By Everett Goldner

At times, thinking about the Alexander Technique seems to me like trying to hold an inflated ball underwater – it doesn’t want to stay in place. It wants to rise and having risen, it wants to bob around. What is Alexander about?

I’ve done enough of it to know that there isn’t any definitive answer – today in session, Leland said that Alexander is for “people who are searching,” which is true enough. There isn’t a goal to the work or some point at which the process embarked on in Alexander ends, and so, because it is open-ended in this way, it naturally touches on very large questions. But it doesn’t do so in a large context – the context is in terms of how the body is relaxed or adapted to how it is standing or how it sits down.

If I am standing and move to sit down – before taking Alexander lessons, my goal would have been to reach the chair. It’s actually more accurate to say that I had no goal at all; I would just plop down in a chair and then be in the chair. Through my Alexander lessons, I’ve learned to forget about the chair totally. It doesn’t matter that the chair is there; what matters is that I can stay present and engaged in some sense with my body and with gravity while moving towards it.

Removing the ostensible “goal” (sitting in the chair) from the question of “how do I get from A to B” changes everything. If B doesn’t actually matter, then I can feel free to experience everything about moving from A. Letting go of the expectation is very freeing.

If I say that Alexander is for people who are searching, it brings the question of why we’re searching. And of course answers will be different for different people – personally I’ve always thought of myself as a searcher in the spiritual sense – people like the word “seeker” when speaking of spirituality; either serves just as well.

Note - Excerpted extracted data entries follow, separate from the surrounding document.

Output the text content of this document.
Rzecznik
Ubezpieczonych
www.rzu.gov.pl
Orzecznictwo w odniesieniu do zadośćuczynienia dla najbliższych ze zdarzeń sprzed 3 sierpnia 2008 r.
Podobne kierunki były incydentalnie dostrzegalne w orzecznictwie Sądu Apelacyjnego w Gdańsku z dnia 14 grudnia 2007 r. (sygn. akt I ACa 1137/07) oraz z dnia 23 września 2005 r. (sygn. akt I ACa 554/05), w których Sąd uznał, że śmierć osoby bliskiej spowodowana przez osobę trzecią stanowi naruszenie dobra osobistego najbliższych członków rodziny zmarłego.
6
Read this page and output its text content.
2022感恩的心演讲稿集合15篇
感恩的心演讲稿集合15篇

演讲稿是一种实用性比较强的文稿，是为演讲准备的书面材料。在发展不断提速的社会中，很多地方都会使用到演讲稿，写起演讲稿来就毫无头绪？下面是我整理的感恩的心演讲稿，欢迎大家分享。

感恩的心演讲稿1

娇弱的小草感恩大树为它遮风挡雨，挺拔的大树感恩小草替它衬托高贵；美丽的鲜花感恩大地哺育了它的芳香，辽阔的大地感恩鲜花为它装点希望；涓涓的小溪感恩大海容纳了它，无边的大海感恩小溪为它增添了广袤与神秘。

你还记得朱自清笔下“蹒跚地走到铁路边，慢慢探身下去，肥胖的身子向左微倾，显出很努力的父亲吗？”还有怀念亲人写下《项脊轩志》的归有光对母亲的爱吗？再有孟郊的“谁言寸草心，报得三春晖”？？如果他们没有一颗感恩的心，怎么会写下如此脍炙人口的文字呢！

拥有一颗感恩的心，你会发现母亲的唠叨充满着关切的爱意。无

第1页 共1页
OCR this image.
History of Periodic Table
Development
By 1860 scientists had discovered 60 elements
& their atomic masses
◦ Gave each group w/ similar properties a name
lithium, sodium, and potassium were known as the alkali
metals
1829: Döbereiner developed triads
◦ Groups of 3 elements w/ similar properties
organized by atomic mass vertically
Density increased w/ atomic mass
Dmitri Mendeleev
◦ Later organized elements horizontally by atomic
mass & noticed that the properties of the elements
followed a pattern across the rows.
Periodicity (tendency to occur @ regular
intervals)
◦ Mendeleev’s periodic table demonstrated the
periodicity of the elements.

A spiritual quest, of course, really has no end – we could speak of spirituality in terms of attaining happiness, which then becomes a discussion of what it means to “attain” happiness and why happiness is or isn’t in the moment that we’re in right now. It’s like the bobbing ball; inquiry makes it move around and shift forms, modalities. Alexander is like this too.

Alexander is about letting the body be open, be expansive and generally feel at ease. This of course helps the mind feel at ease as well. And when we feel at ease, we’re less concerned with questions like – what is it about, what is the thing for. And this is part of a spiritual quest too – letting the question go in order to, as a guru of mine once said, “just take the time to smell the roses.” It’s a truism in spiritual work that answers come when you aren’t expecting them, and by being so squirrely and hard to pin down, Alexander definitely matters in matters of the spirit.